Transcripts of the monetary policymaking body of the Federal Reserve from 2002–2008.

The situation in the United Kingdom is an unfolding drama that is just a soap opera in many respects. At the root there seem to be some severe differences of opinion of what the right response is to situations in the markets. In the beginning, there was virtually no explicit action by the Bank of England to counter heightened demand for liquidity on the part of banks in U.K. markets. So the spreads of overnight pound LIBOR, relative to target, opened up widely, and they were not addressed. They were allowed to just sort of sit there. The term pound market had a problem, too. Of course, many of the dollar issues that we have spoken of— and that Bill talked about—are really being captured as a London phenomenon. But you might say that, from the point of view of the Bank of England or the U.K. economy, these dollar issues are somewhat separate from the domestic economy. There is some truth to that, but also the institutions are involved, the institutions have obligations, and the shocks to the institutions reverberate back into the domestic economy, it seems to me. That process went on for a while, and it is to some degree a function of the way the Bank of England manages its reserves and the system of reserve market interaction that exists. It has, among other features, a monthly timetable, not a two-week timetable; so even though the Bank of England operates daily in the sense that we do, it ties its own hands a bit each month. Toward the end of the month in which August 9 occurred, it announced that the subsequent month it was going to ease things just a bit in response to a lot of pressure both perhaps from disagreements inside the bank and criticisms of the bank. It has taken some steps to provide for greater flexibility within its existing system than it had for the three weeks before the month turnover in August. Indeed, the Bank of England did a two-day operation last night, or this morning U.K. time, which is the first temporary extra injection of reserves it had done on this basis. So it is moving in the direction of introducing flexibility into the market that was not there on August 9 and wasn’t there for some time after August 9.

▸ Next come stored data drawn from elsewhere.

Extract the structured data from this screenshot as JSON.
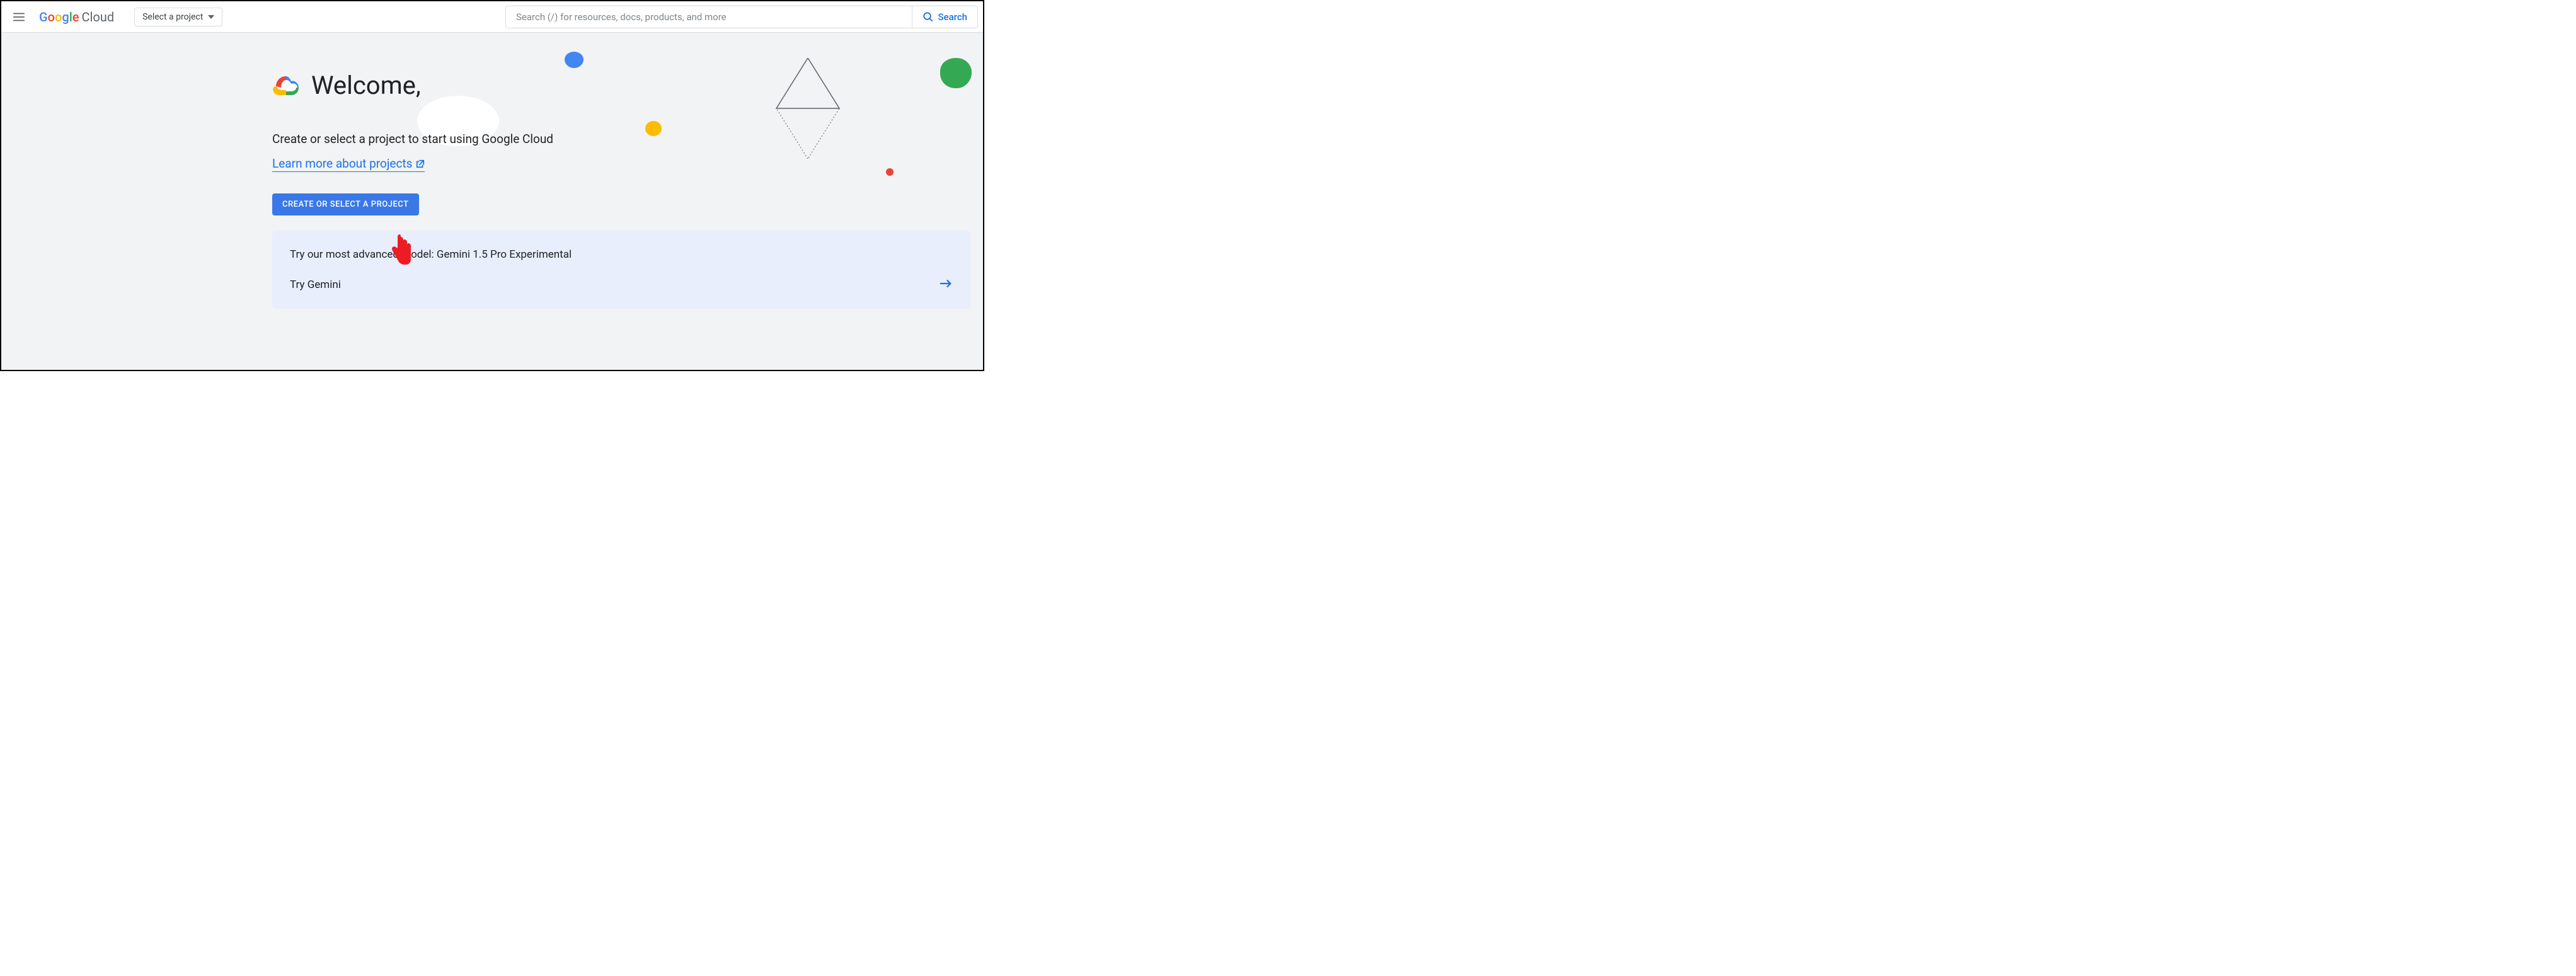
{
  "header": {
    "logo_google_letters": [
      "G",
      "o",
      "o",
      "g",
      "l",
      "e"
    ],
    "logo_cloud": "Cloud",
    "project_selector_label": "Select a project",
    "search_placeholder": "Search (/) for resources, docs, products, and more",
    "search_button_label": "Search"
  },
  "main": {
    "welcome_title": "Welcome,",
    "subtitle": "Create or select a project to start using Google Cloud",
    "learn_more_label": "Learn more about projects",
    "create_button_label": "CREATE OR SELECT A PROJECT"
  },
  "promo": {
    "title": "Try our most advanced model: Gemini 1.5 Pro Experimental",
    "action_label": "Try Gemini"
  }
}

I think there is a great concern in the Bank of England, or certainly in the person of Mervyn King, with the moral hazard aspects of enabling the markets to solve their problems and deal with the consequences of their own decisions by the Bank of England’s providing them more liquidity. That lies behind some of his reluctance. On the other hand, we now have the Northern Rock issue. That is somewhat distinct from the problems of overnight lending or even term lending, in that Northern Rock has been questionable for a while, has been looked at for a while, has been kind of talked about a bit, but has not really been on anybody’s radar screen for a while. It is an institution that funded itself to an exceptional extent in wholesale markets as opposed to from a deposit base, and yet it had grown to be a very, very large mortgage lender in the United Kingdom. One might say that it is a bad coincidence that somehow Northern Rock hit a turning point this month, but that is perhaps going too far. I think the fact that the wholesale markets were disrupted had to interact with its business plan, had to be part of the reason that concerns that have been festering for a while became acute, and so forth. The actions that the Bank of England took with respect to Northern Rock were really from its lender-of-last-resort institution-based mechanisms as opposed to market concerns. But they came out basically on the same day. They announced that they were going to introduce flexibility into their reserves management system, and a different announcement was all about Northern Rock. They got it wrong on Northern Rock, quite understandably. That, too, was a function of their deposit insurance system, which is now under review because it is prone to this sort of thing. It was just, if you will, one thing after another, all of which are interacting.

We have revised down somewhat our U.K. GDP forecast. In general, the industrial countries are where we see the weakness. That economy was, in terms of domestic demand, pretty strong. We think it can absorb some of this. But the set of factors is very complex—some of them are deep and structural, like the way they do deposit insurance; some of them have been ongoing for a while; and some of them are related to this crisis. I think the differences of opinion among the Financial Services Authority, the Treasury, and the Bank of England aren’t helping, the differences of opinion within the Bank of England aren’t helping, and the situation remains to be totally sorted out.